BAU is not a visa mill; while its finances are not transparent, it appears to be an outpost of the Bahcesehir University of Istanbul, which in turn is the central entity of a large Turkish private school system. Normal visa mills do not pay the kind of rent that BAU must be paying in Washington.

My speculation is that BAU/Washington was heavily subsidized by BAU/Istanbul, but because of serious economic problems in Turkey the flow of moneys to D.C. have diminished. Most of the places given accreditation by ACICS are serious money-makers. BAU was the only one whose finances were queried.

When I called Friday to ask the BAU President, Dr. Sinem Vatanartiran, about the school's funding, I was told she was in Istanbul, perhaps (my hunch) trying to raise some money. By the way, there cannot be that many women running Turkish universities.

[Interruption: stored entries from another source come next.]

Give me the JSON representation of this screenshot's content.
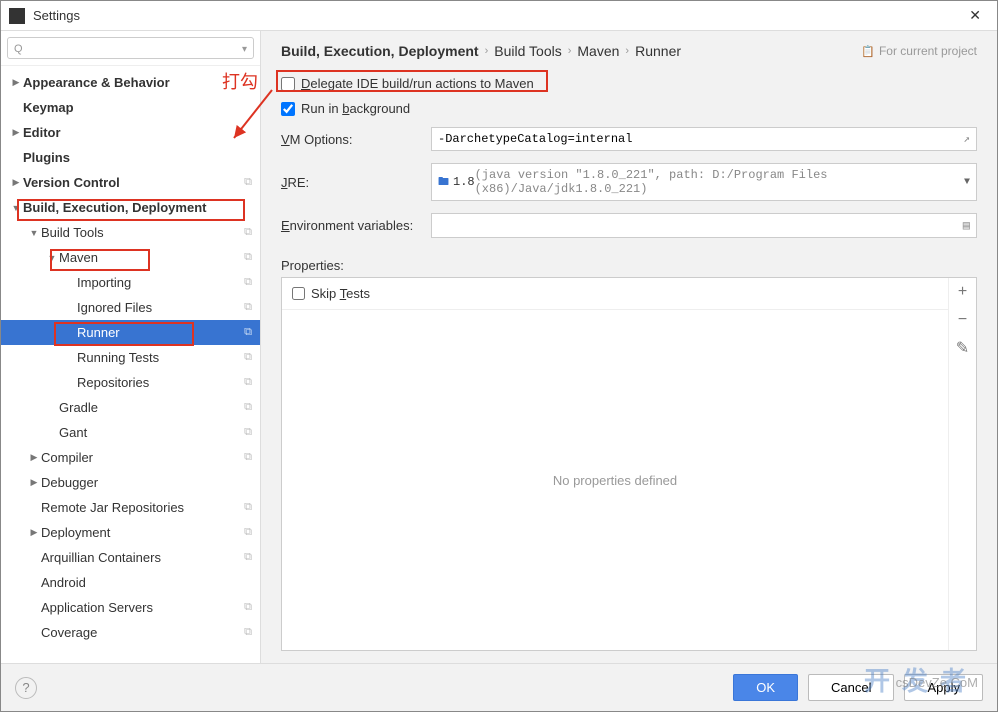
{
  "window": {
    "title": "Settings"
  },
  "search": {
    "placeholder": ""
  },
  "tree": [
    {
      "label": "Appearance & Behavior",
      "bold": true,
      "indent": 0,
      "caret": "▶",
      "badge": ""
    },
    {
      "label": "Keymap",
      "bold": true,
      "indent": 0,
      "caret": "",
      "badge": ""
    },
    {
      "label": "Editor",
      "bold": true,
      "indent": 0,
      "caret": "▶",
      "badge": ""
    },
    {
      "label": "Plugins",
      "bold": true,
      "indent": 0,
      "caret": "",
      "badge": ""
    },
    {
      "label": "Version Control",
      "bold": true,
      "indent": 0,
      "caret": "▶",
      "badge": "⧉"
    },
    {
      "label": "Build, Execution, Deployment",
      "bold": true,
      "indent": 0,
      "caret": "▼",
      "badge": "",
      "redbox": true
    },
    {
      "label": "Build Tools",
      "bold": false,
      "indent": 1,
      "caret": "▼",
      "badge": "⧉"
    },
    {
      "label": "Maven",
      "bold": false,
      "indent": 2,
      "caret": "▼",
      "badge": "⧉",
      "redbox": true
    },
    {
      "label": "Importing",
      "bold": false,
      "indent": 3,
      "caret": "",
      "badge": "⧉"
    },
    {
      "label": "Ignored Files",
      "bold": false,
      "indent": 3,
      "caret": "",
      "badge": "⧉"
    },
    {
      "label": "Runner",
      "bold": false,
      "indent": 3,
      "caret": "",
      "badge": "⧉",
      "selected": true,
      "redbox": true
    },
    {
      "label": "Running Tests",
      "bold": false,
      "indent": 3,
      "caret": "",
      "badge": "⧉"
    },
    {
      "label": "Repositories",
      "bold": false,
      "indent": 3,
      "caret": "",
      "badge": "⧉"
    },
    {
      "label": "Gradle",
      "bold": false,
      "indent": 2,
      "caret": "",
      "badge": "⧉"
    },
    {
      "label": "Gant",
      "bold": false,
      "indent": 2,
      "caret": "",
      "badge": "⧉"
    },
    {
      "label": "Compiler",
      "bold": false,
      "indent": 1,
      "caret": "▶",
      "badge": "⧉"
    },
    {
      "label": "Debugger",
      "bold": false,
      "indent": 1,
      "caret": "▶",
      "badge": ""
    },
    {
      "label": "Remote Jar Repositories",
      "bold": false,
      "indent": 1,
      "caret": "",
      "badge": "⧉"
    },
    {
      "label": "Deployment",
      "bold": false,
      "indent": 1,
      "caret": "▶",
      "badge": "⧉"
    },
    {
      "label": "Arquillian Containers",
      "bold": false,
      "indent": 1,
      "caret": "",
      "badge": "⧉"
    },
    {
      "label": "Android",
      "bold": false,
      "indent": 1,
      "caret": "",
      "badge": ""
    },
    {
      "label": "Application Servers",
      "bold": false,
      "indent": 1,
      "caret": "",
      "badge": "⧉"
    },
    {
      "label": "Coverage",
      "bold": false,
      "indent": 1,
      "caret": "",
      "badge": "⧉"
    }
  ],
  "breadcrumb": [
    "Build, Execution, Deployment",
    "Build Tools",
    "Maven",
    "Runner"
  ],
  "project_hint": "For current project",
  "checks": {
    "delegate": {
      "label_pre": "",
      "underline": "D",
      "label_post": "elegate IDE build/run actions to Maven",
      "checked": false
    },
    "background": {
      "label_pre": "Run in ",
      "underline": "b",
      "label_post": "ackground",
      "checked": true
    }
  },
  "fields": {
    "vm": {
      "label_pre": "",
      "underline": "V",
      "label_post": "M Options:",
      "value": "-DarchetypeCatalog=internal"
    },
    "jre": {
      "label_pre": "",
      "underline": "J",
      "label_post": "RE:",
      "value": "1.8",
      "detail": " (java version \"1.8.0_221\", path: D:/Program Files (x86)/Java/jdk1.8.0_221)"
    },
    "env": {
      "label_pre": "",
      "underline": "E",
      "label_post": "nvironment variables:",
      "value": ""
    }
  },
  "properties": {
    "title": "Properties:",
    "skip": {
      "label_pre": "Skip ",
      "underline": "T",
      "label_post": "ests",
      "checked": false
    },
    "empty": "No properties defined"
  },
  "footer": {
    "ok": "OK",
    "cancel": "Cancel",
    "apply": "Apply"
  },
  "annotation": {
    "text": "打勾"
  },
  "watermark": {
    "main": "开发者",
    "sub": "csDevZe.CoM"
  }
}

Of course, ACICS's differential treatment of these two institutions is the least of the problems that Istanbul is having with Washington. There are disputes about Syria, for example, then there is our refusal to extradite Dr. Gulen, and Turkey's arrest of an American cleric on what appears to be trumped-up charges, which led to some economic sanctions.

Three Notes

  1. One of the entities given the least generous treatment, "Extension of Institutional Grant of Accreditation — Extended through December 2018", is the Professional Golfers Career College. Did you know that you can get a nonimmigrant visa to enhance your golf game? I didn't either. ACICS thinks the golf place is located in Temecula, Fla., but it is not; Temecula is in California.
  2. Though 20 of the institutions have foreign-student licenses from the Department of Homeland Security, the ACICS memorandum does not list DHS among its recipients. The memo is addressed to "U.S. Department of Education, State Departments of Education [and] Institutional and Programmatic Accrediting Agencies". This is just another indication of the totally passive role that Homeland Security plays in the licensing of the visa-facilitating educational institutions.
  3. ACICS is located in Washington, D.C. It has picked up one of the practices used by other entities here of delivering bad news at a time when the media is not paying attention. ACICS had told me that the announcement would go up on its website on Friday, September 7; I checked the website every hour or so that day and sometime between 5:00 p.m. and 6:33 p.m. it announced its set of decisions, which had been made the previous month.